Note: Where available, the PDF/Word icon below is provided to view the complete and fully formatted document
Wednesday, 12 October 1910


Senator FINDLEY (Victoria) (Honorary Minister) . - I am at a loss to understand why certain members of the Opposition should impart so much heat to the discussion of this matter. When later in this week or next week the regulations are laid on the table of the Senate, honorable senators will be given an opportunity to express their opinions in respect to every question that appears on the census papers. When questions concerning the matter were asked me, as the representative of the Minister of Home Affairs in the Senate, I told honorable senators that there was no desire on the part of the Government to prevent a discussion of the matter. A few days ago I laid on the table copies of the forms proposed to be used in connexion with the collection of the census. Some honorable senators contend that the attitude of the Government in this matter is somewhat extraordinary. But really it is their own attitude that is extraordinary, because, if the subject had been discussed in connexion with the papers laid on the table, no matter how much honorable senators might have been opposed to the questions proposed, no action could have been taken to alter them, and the discussion must have keen fruitless. The Government are proposing now to give the Senate the opportunity which some honorable senators say they desire, to take action which may have some result.


Senator Chataway - They never offered that opportunity.


Senator FINDLEY - The honorable senator will pardon me. Last Friday afternoon, on the motion for the adjournment of the Senate, Senator McGregor, as Leader of the Senate, told honorable senators plainly that it was the intention of the Government to withdraw the papers which had been laid on the table, and to table regulations under the Census and Statistics Act, and that when they were laid on the table, an opportunity would be given to honorable senators to discuss them. Section 27 of the Census and Statistics Act reads -

The Governor-General may make regulations not inconsistent with this Act, prescribing all acts and things which by this Act are required or permitted to be prescribed, or which are necessary or convenient to be prescribed for carrying out or giving effect to this Act.

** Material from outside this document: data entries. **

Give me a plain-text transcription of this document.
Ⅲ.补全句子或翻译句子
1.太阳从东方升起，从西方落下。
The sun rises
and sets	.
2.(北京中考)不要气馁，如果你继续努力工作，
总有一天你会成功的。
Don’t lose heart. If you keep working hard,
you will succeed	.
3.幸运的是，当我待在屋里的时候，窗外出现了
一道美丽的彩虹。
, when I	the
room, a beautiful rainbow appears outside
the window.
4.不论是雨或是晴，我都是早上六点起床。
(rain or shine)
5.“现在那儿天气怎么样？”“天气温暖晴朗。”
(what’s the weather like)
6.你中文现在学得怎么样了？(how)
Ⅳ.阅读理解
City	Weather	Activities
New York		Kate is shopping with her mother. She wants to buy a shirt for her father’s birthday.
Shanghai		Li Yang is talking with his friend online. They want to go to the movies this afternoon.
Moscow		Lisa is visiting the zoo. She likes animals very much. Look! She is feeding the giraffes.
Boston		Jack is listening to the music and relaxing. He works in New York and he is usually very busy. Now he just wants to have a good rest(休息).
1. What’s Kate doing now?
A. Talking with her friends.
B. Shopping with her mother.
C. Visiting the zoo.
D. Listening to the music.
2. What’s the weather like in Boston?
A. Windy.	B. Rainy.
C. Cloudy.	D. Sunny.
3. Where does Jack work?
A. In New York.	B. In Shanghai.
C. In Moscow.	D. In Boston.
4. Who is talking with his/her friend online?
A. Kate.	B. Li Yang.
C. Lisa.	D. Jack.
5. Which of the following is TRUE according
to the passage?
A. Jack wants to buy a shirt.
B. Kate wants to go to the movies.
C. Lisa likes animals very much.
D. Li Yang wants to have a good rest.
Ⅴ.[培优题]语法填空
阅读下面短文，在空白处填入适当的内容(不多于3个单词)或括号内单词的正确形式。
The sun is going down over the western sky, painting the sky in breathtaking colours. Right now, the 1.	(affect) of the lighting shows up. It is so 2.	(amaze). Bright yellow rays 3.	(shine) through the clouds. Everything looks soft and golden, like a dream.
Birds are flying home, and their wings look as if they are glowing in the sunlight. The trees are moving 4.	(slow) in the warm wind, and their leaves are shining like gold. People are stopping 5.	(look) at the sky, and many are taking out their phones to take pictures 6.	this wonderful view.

Under that provision, full power is given to the Government of the day, whoever they may be, to prescribe regulations under the Act. Then section 10 of the Acts Interpretation Act points out the way in which individual senators may proceed when regulations are tabled of which they disapprove, and which they might desire to amend. The section provides that -

Where an Act confers power to make regulations, all regulations made accordingly shall, unless the contrary intention appears -

(a)   be notified in the Gazette;

(b)   take effect from the date of notification, or from a later date specified in the regulations ;

(c)   be laid before both Houses of the Parliament within thirty days of the making thereof, or, if the Parliament is not then sitting, within thirty days after the next meeting of the Parliament.

But if either House of the Parliament passes a resolution of which notice has been given at any time within fifteen sitting days after such regulations have been laid before such House disallowing any regulation, such regulation shall thereupon cease to have effect.

What further power does any member of the Senate require? Why this motion has been submitted in the circumstances I cannot understand.


Senator Chataway - Because the honorable senator did not make any explanation when he withdrew the census papers.


Senator FINDLEY - That is an unfair statement to make. I do not think that it is necessary that members of the Government should be getting up day after day to repeat whathas previously been said. I informed the Senate only a moment ago that Senator McGregor on Friday afternoon last explained that the Government intended to withdraw the census papers, and later to lay regulations dealing with the matter on the table of the Senate.


Senator Sayers - Why did the Government withdraw the papers?


Senator FINDLEY - I am telling the honorable senator why. It was in order that the Senate might have a full opportunity of discussing the regulations.


Senator Vardon - Nonsense; that is not the reason at all.


Senator FINDLEY - That statement is unjustifiable, and uncalled for. I hardly expected such a statement from Senator Vardon who, as a rule, is very fair in any statement he makes. The Government have no desire to withhold anything from the Senate, and let me repeat again that honorable senators will be given the fullest opportunity to discuss the regulations when they are laid on the table, and they may amend any question proposed in any way they think desirable.


Senator Lynch - Before they are included in the regulations?


Senator Sayers - No; that is the whole point.


Senator FINDLEY - There is no point. Surely the Senate must have something to discuss.


Senator Chataway - We had something to discuss last week, but the Government would not permit us to discuss it.


Senator FINDLEY - If honorable senators had discussed the matter on the occasion referred to until the .track of doom it would have had no effect upon the Government, and no useful result of any kind. Under the course we now intend to follow, the Senate will be given an opportunity to amend any of the questions proposed, if a majority of honorable senators believe that to be desirable. In the circumstances, I think that the motion for the adjournment of the Senate is altogether unnecessary, and to discuss it is only taking up time unnecessarily.